Il sera aussi question de la désobéissance civile. Deux exemples : celui du mouvement Yo no pago, né suite à l’augmentation de 50 % du ticket de métro à Madrid l’année dernière, des citoyens ont envahi le métro madrilène avec de faux billets de métro, la répression a été brutale mais ce mouvement se poursuit, luttant dorénavant pour une « révolution intégrale » et « l’insoumission fiscale ». Une autre désobéissance civile est celle de ces pompiers quemados qui ont refusé leur réquisition lors des expulsions. Leur résistance a payé.

Il est aussi question de la naissance du 15-M, et des suites du mouvement.
La plupart de ces plateformes existaient avant l’explosion du 15-M mais elles ont depuis connu un essor et se sont trouvées réunies le 23 mai dernier  lors de la journée Mareas Unidas (= Marées Unies). La discussion devient aussi philosophique, lorsque Elena revient sur ces exemples de désobéissance civile : « le sens du collectif qui était abandonné est revenu avec le 15-M, avant l’explosion de la bulle immobilière en 2008, c’est comme si les citoyens avaient cessé d’être. A nouveau on se responsabilise ». Ou encore Lola, enseignante, de la plateforme en défense de l’école publique née en 2008 lorsque les coupes ont commencé s’accompagnant de suppression de postes : « On a senti que que ce que nous avions au dessus de nos têtes était si puissant qu’il fallait s’organiser, nous sommes dans un processus de prise de pouvoir citoyen. » Sur les suites du mouvement, elle explique :  « Nous sommes épuisés mais nous gardons la même envie de lutter. »

On parle politique et organisation aussi. Jean-Luc Mélenchon intervient sur l’importance fondamentale de trouver une issue politique à ces luttes sociales, de s’organiser et en quoi les échéances électorales sont importantes dont la politisation qui a lieu dans ces moments-là.
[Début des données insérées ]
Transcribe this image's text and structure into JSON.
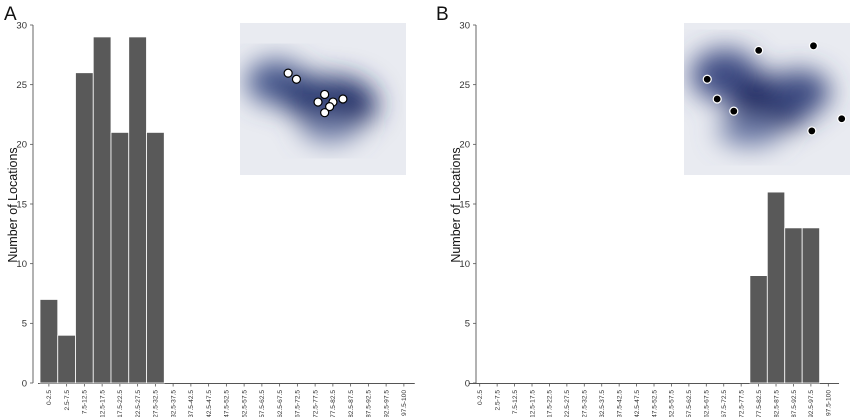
{
  "chart_data": [
    {
      "type": "bar",
      "panel_label": "A",
      "ylabel": "Number of Locations",
      "ylim": [
        0,
        30
      ],
      "yticks": [
        "0",
        "5",
        "10",
        "15",
        "20",
        "25",
        "30"
      ],
      "categories": [
        "0-2.5",
        "2.5-7.5",
        "7.5-12.5",
        "12.5-17.5",
        "17.5-22.5",
        "22.5-27.5",
        "27.5-32.5",
        "32.5-37.5",
        "37.5-42.5",
        "42.5-47.5",
        "47.5-52.5",
        "52.5-57.5",
        "57.5-62.5",
        "62.5-67.5",
        "67.5-72.5",
        "72.5-77.5",
        "77.5-82.5",
        "82.5-87.5",
        "87.5-92.5",
        "92.5-97.5",
        "97.5-100"
      ],
      "values": [
        7,
        4,
        26,
        29,
        21,
        29,
        21,
        0,
        0,
        0,
        0,
        0,
        0,
        0,
        0,
        0,
        0,
        0,
        0,
        0,
        0
      ],
      "inset": {
        "kind": "density-heatmap",
        "colors": {
          "low": "#e9ebf1",
          "high": "#0f1c52",
          "marker_fill": "#ffffff",
          "marker_stroke": "#000000"
        },
        "points": [
          [
            0.29,
            0.33
          ],
          [
            0.34,
            0.37
          ],
          [
            0.51,
            0.47
          ],
          [
            0.47,
            0.52
          ],
          [
            0.56,
            0.52
          ],
          [
            0.62,
            0.5
          ],
          [
            0.54,
            0.55
          ],
          [
            0.51,
            0.59
          ]
        ]
      }
    },
    {
      "type": "bar",
      "panel_label": "B",
      "ylabel": "Number of Locations",
      "ylim": [
        0,
        30
      ],
      "yticks": [
        "0",
        "5",
        "10",
        "15",
        "20",
        "25",
        "30"
      ],
      "categories": [
        "0-2.5",
        "2.5-7.5",
        "7.5-12.5",
        "12.5-17.5",
        "17.5-22.5",
        "22.5-27.5",
        "27.5-32.5",
        "32.5-37.5",
        "37.5-42.5",
        "42.5-47.5",
        "47.5-52.5",
        "52.5-57.5",
        "57.5-62.5",
        "62.5-67.5",
        "67.5-72.5",
        "72.5-77.5",
        "77.5-82.5",
        "82.5-87.5",
        "87.5-92.5",
        "92.5-97.5",
        "97.5-100"
      ],
      "values": [
        0,
        0,
        0,
        0,
        0,
        0,
        0,
        0,
        0,
        0,
        0,
        0,
        0,
        0,
        0,
        0,
        9,
        16,
        13,
        13,
        0
      ],
      "inset": {
        "kind": "density-heatmap",
        "colors": {
          "low": "#e9ebf1",
          "high": "#0f1c52",
          "marker_fill": "#000000",
          "marker_stroke": "#ffffff"
        },
        "points": [
          [
            0.45,
            0.18
          ],
          [
            0.78,
            0.15
          ],
          [
            0.14,
            0.37
          ],
          [
            0.2,
            0.5
          ],
          [
            0.3,
            0.58
          ],
          [
            0.77,
            0.71
          ],
          [
            0.95,
            0.63
          ]
        ]
      }
    }
  ]
}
Il revient aussi sur la situation italienne et sur les mouvements sociaux historiques et très puissants qu’a connu le pays et qui n’ont débouché sur aucune alternative, l’issue politique ayant manqué.
C’est Ramon qui semble en faire la synthèse : « Nous avons deux outils, l’un politique et l’autre social, l’outil politique seul n’est pas suffisant, l’outil des luttes sociales seul n’est pas suffisant non plus, il faut les deux. »

C’est comme une histoire en miroir qui se dessine sous nos yeux, celle de l’Espagne et celle de la France : si en Espagne, c’est le mouvement social qui impulse contestation , en France cela semble être l’inverse, les Mareas espagnoles sont nées des mouvements sociaux et les partis politiques de l’autre gauche les ont rejoints ; en France, c’est la Front de Gauche qui a initié ces marches, celle du 18 mars, puis celle du 5 mai et maintenant ses répliques des 1er et 2 juin.

Echange mutuel d’expériences d’un futur qui se construit ensemble mais où le rythme des luttes sociales et politiques se construisent en parallèle, la France n’étant pas l’Espagne, les chemins se croisent, mais toutes convergent vers un même but mettre à bas l’oligarchie en trouvant une issue politique à la crise sociale que connaît l’Europe entière. Moi ce qui me marque dans cette Espagne où je vais souvent, c’est ce haut degré de conscientisation et de politisation des Espagnols : services publics, dette, processus constituant, volonté de renverser l’ordre libéral… un cocktail révolutionnaire est prêt, il doit trouver sa voie, les Espagnols semblent prêts.